Quand des réfractaires aux règles sociales…
Cette ère futuriste où le matriarcat, qui règne sans partage, a institué une nouvelle civilisation marquée par de très nombreux interdits comme fumer, boire de l’alcool… Les gens sont classés selon des catégories rigides et vivent dans des zones qui leur sont dévolues selon leur statut sans pouvoir accéder partout.
Dans cet univers sous contrôle total, mieux encore que la Chine et la Russie réunies, Corbeyran anime deux personnages atypiques, des « dinosaures » par rapport au reste de la population. Halen, fume, boit des alcools réconfortants. Elle est habillée comme une grand-mère, lui dit la patronne de Stella, loin des critères de la mode en vigueur. Toutefois, peu de grands-mères actuelles s’habillent de cette façon.
Le scénariste prend le parti de l’humour avec un décalage profond de ces deux exclus d’une société où ils ne veulent pas s’intégrer, où règne un intégrisme, une société où les femmes prennent leur revanche sur des millénaires de domination masculine. Si cela entraîne certains excès, c’est le contrecoup du balancier.
Mais ces deux acteurs permettent de développer une intrigue solide, aux multiples rebondissements, où l’action musclée prime, où Halen, avec ses talons hauts, est d’une vivacité exceptionnelle.
Dans une cité futuriste où des véhicules volants circulent entre des tours gigantesques, une jeune femme arrête son automobile devant l’entrée de l’immeuble où elle a rendez-vous. Un vigile l’admoneste. Elle rétorque avec aplomb qu’elle doit rencontrer la patronne de la compagnie Stella, leader dans le tourisme spatial. Celle-ci expose à Halen Brennan, une mercenaire aux méthodes expéditives, les raisons de sa présence.
La compagnie a été cambriolée la nuit dernière. Il lui faut retrouver la mallette volée et les documents ultraconfidentiels qu’elle contient. Le cambrioleur, qui a tué trois vigiles et un homme de ménage, devra être abattu après avoir repris les documents.
Halen refuse en bloc ce nouveau monde, mais il faut vivre.

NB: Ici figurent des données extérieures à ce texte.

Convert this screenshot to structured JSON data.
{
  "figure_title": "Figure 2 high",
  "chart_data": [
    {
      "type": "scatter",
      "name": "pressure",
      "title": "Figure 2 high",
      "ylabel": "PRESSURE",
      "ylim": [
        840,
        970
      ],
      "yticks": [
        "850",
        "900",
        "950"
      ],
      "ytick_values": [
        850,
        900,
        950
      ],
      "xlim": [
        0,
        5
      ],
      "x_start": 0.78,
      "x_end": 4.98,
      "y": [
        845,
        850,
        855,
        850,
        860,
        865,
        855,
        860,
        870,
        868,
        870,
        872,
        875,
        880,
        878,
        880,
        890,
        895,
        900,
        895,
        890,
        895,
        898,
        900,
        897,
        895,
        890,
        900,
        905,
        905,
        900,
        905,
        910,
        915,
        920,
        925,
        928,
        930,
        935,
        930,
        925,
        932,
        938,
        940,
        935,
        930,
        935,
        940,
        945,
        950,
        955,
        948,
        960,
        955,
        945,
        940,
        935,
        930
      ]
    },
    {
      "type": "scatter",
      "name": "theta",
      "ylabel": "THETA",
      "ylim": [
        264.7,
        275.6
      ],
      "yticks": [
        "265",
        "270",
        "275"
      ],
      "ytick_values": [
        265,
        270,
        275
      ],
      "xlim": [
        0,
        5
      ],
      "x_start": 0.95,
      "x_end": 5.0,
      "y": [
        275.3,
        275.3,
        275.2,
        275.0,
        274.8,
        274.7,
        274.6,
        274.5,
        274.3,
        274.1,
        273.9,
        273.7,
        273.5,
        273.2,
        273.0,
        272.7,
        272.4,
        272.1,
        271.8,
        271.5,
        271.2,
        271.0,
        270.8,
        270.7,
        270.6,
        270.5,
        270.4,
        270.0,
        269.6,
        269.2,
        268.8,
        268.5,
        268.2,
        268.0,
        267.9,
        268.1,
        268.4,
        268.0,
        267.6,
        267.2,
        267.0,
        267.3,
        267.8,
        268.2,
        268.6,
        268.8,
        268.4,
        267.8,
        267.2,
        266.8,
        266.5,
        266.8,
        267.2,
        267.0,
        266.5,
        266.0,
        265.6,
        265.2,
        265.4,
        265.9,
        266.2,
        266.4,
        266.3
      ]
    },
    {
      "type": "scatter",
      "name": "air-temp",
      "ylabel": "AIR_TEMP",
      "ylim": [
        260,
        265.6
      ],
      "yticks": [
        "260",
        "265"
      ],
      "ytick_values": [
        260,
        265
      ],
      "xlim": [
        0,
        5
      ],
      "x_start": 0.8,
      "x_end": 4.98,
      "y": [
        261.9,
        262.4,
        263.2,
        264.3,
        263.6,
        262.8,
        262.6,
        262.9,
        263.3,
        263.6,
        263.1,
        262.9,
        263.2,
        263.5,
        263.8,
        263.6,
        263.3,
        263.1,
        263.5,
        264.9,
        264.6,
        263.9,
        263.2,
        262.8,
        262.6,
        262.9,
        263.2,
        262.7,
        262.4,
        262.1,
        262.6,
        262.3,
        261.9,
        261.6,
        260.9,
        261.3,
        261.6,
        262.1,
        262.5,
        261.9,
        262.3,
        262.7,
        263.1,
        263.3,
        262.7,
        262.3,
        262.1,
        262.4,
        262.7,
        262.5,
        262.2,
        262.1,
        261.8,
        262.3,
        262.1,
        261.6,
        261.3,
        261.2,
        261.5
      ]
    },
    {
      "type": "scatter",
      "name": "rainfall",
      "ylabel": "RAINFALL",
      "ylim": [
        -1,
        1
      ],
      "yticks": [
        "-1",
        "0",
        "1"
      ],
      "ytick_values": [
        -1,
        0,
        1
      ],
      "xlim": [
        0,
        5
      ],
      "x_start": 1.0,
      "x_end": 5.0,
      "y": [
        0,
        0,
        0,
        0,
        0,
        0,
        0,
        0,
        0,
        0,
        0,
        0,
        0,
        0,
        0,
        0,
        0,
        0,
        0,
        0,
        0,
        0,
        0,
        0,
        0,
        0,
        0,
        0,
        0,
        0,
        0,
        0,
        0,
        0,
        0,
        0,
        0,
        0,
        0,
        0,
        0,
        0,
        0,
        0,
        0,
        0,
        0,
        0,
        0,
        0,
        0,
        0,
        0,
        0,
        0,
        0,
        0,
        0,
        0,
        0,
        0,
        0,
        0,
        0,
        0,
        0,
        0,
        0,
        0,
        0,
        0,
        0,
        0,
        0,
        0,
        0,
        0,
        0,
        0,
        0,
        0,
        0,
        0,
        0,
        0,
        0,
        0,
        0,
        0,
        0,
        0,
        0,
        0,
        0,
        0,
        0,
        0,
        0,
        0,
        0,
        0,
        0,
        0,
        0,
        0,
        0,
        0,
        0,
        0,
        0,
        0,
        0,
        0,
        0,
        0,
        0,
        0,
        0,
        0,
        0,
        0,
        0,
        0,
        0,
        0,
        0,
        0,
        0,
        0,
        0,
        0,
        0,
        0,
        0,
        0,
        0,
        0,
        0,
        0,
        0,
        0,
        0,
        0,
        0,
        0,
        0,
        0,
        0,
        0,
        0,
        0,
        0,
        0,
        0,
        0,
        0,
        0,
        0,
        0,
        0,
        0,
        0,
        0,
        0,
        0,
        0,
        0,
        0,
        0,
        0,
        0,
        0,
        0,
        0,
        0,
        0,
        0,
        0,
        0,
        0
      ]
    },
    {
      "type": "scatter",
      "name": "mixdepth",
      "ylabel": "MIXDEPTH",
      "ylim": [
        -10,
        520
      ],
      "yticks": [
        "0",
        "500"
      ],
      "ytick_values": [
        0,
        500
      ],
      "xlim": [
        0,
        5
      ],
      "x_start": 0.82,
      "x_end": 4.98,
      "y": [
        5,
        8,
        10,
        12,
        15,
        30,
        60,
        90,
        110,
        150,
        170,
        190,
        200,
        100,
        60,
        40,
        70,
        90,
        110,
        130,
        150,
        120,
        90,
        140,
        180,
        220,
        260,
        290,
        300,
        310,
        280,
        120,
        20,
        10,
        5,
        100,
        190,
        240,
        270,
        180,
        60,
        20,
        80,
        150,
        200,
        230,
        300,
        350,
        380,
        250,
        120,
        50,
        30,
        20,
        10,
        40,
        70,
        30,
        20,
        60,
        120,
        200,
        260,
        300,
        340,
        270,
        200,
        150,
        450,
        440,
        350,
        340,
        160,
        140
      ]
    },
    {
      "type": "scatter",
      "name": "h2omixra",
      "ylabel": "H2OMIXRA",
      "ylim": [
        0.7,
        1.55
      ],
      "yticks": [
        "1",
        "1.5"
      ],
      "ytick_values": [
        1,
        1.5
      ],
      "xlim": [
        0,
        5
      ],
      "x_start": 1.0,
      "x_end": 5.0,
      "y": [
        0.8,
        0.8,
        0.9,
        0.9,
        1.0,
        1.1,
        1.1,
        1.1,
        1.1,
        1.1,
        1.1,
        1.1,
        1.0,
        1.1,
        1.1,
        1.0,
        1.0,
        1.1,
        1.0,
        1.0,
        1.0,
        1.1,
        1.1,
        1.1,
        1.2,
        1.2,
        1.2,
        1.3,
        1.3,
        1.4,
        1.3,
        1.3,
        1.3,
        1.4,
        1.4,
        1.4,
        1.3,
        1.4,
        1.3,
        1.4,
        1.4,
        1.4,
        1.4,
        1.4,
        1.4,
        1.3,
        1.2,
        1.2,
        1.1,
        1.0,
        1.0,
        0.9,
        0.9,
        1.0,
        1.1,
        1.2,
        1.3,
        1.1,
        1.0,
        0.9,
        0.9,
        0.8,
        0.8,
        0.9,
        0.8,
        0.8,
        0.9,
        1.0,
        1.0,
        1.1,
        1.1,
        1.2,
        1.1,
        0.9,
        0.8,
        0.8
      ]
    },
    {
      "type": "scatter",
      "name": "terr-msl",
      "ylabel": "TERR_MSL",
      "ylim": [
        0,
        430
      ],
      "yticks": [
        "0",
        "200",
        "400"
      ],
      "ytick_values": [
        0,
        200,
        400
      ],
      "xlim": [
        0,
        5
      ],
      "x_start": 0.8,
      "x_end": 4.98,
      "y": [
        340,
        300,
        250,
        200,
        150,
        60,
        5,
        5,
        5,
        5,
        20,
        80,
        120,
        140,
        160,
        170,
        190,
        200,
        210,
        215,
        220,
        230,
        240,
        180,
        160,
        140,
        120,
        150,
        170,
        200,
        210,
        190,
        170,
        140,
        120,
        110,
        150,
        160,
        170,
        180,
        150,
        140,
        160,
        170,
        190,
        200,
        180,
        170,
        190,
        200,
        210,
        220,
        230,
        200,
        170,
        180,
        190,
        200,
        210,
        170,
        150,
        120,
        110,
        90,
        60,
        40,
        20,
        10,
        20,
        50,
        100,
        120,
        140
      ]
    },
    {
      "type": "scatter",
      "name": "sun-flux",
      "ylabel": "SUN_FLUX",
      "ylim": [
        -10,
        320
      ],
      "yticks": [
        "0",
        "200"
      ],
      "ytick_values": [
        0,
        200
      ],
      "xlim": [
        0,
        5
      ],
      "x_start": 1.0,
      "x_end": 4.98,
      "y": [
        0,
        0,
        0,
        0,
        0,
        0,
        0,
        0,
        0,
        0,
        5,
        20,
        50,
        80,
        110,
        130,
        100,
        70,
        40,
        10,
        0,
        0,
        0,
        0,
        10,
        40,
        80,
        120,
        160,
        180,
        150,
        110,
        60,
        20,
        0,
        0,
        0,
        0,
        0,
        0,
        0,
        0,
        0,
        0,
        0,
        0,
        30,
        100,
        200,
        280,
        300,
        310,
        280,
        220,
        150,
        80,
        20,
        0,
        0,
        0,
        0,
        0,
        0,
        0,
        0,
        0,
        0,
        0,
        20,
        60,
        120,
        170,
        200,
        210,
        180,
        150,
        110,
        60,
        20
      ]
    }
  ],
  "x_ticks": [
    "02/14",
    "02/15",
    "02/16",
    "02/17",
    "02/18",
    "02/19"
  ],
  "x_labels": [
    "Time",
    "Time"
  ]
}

A l’autre bout de la cité tentaculaire, Jean-Claude Belmondeau se rend à sa cantine, un vieux camion Citroën dans lequel le tenancier prépare une cuisine prohibée dans cette néo société écolo-techno-bobo. C’est lui qui a dérobé la mallette.
Halen retrouve un contact imposé par Stella. Celui-ci est, en fait, le chef de la mission, ce qui importune au plus haut point la jeune femme.
Et quand Halen et Jean-Claude se rencontrent, ils vont faire équipe contre une société aux énormes moyens…
Jef, qui co-écrit les savoureux dialogues, assure son dessin tonique et une mise en couleurs très réussie. On retrouve toute la vigueur d’un trait qui avait séduit dans deux albums parus chez Soleil Convoi et Mezkal. Le format lui offre de belles possibilités, un développement graphique comme une mise en page dynamiques. Il réalise des pleines pages, des doubles planches attractives au possible avec des décors futuristes de grande ampleur. Sa galerie de protagonistes est campée de belle manière.
No Future se révèle comme un one-shot plaisant à tous points de vue, pour son récit et sa tonicité, pour une présentation graphique soignée et d’une belle exécution.
serge perraud
Corbeyran (scénario) & Jef (dialogues, dessin et couleur), No Future, Delcourt, coll. “Neopolis”, janvier 2023, 128 p. — 20,95 €.